Publikumsliebling beim FC St. Pauli und beim HSV

Nach vier Jahren und 153 Partien für die Kiezkicker wechselte er 1995 zum 1. FC Kaiserslautern. Doch bei den Pfälzern wurde er nicht glücklich und absolvierte im Trikot der Roten Teufel nur zehn Bundesliga-Spiele. Nach nur einer Saison ging er zurück nach Hamburg, doch nicht zum FC St. Pauli, sondern zum HSV, was ihm die eingefleischten St. Pauli-Fans sehr übel nahmen. Aber auch die HSV-Anhänger waren vom Neuzugang zunächst nicht begeistert. Trotzdem stieg der beinharte (Links-)Verteidiger bei den Rothosen schnell zum Publikumsliebling auf. Auf Hollerbach war beim HSV immer Verlass. Er erarbeitete sich mit seiner Spielweise den Spitznamen "Holleraxt". Ein Spruch von damals ist an der Elbe längst Kult: "An mir kommt entweder der Ball vorbei oder der Gegner.
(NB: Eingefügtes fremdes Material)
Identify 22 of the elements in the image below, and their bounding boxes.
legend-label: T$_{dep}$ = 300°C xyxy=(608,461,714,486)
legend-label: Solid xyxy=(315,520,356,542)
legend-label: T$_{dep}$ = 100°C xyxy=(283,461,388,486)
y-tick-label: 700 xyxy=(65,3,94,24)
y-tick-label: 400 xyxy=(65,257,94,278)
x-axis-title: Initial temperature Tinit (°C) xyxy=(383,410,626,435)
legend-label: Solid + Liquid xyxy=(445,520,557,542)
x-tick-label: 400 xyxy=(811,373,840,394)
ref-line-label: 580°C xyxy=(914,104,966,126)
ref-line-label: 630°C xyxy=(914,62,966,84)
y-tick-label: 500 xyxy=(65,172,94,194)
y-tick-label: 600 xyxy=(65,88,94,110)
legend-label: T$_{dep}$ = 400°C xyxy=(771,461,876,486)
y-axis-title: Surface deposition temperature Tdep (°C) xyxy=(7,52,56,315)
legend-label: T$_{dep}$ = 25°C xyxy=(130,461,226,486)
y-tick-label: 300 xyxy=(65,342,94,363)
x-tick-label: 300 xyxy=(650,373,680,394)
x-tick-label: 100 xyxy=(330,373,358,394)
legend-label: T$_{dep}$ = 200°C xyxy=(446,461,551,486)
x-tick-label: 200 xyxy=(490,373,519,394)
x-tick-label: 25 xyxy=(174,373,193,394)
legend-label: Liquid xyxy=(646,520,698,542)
Aber niemals beide zusammen."

Als Co-Trainer holte er mit Felix Magath 2009 mit dem VfL Wolfsburg die Deutsche Meisterschaft © imago

Über acht Jahre (1995 – 2004) schnürte er seine Schuhe für die Hanseaten. Unter Trainer Frank Pagelsdorf spielte er mit dem HSV in der Champions League. Hollerbach stand beim legendären 4:4 im Volkspark gegen Juventus eine Halbzeit lang auf dem Platz. Mit dem HSV stand Hollerbach im Gegensatz zur jetzigen Situation nie im Abstiegskampf. 2000 beendete er die Saison mit den Rothosen auf Rang drei. 2004 beendete er seine Karriere als Spieler.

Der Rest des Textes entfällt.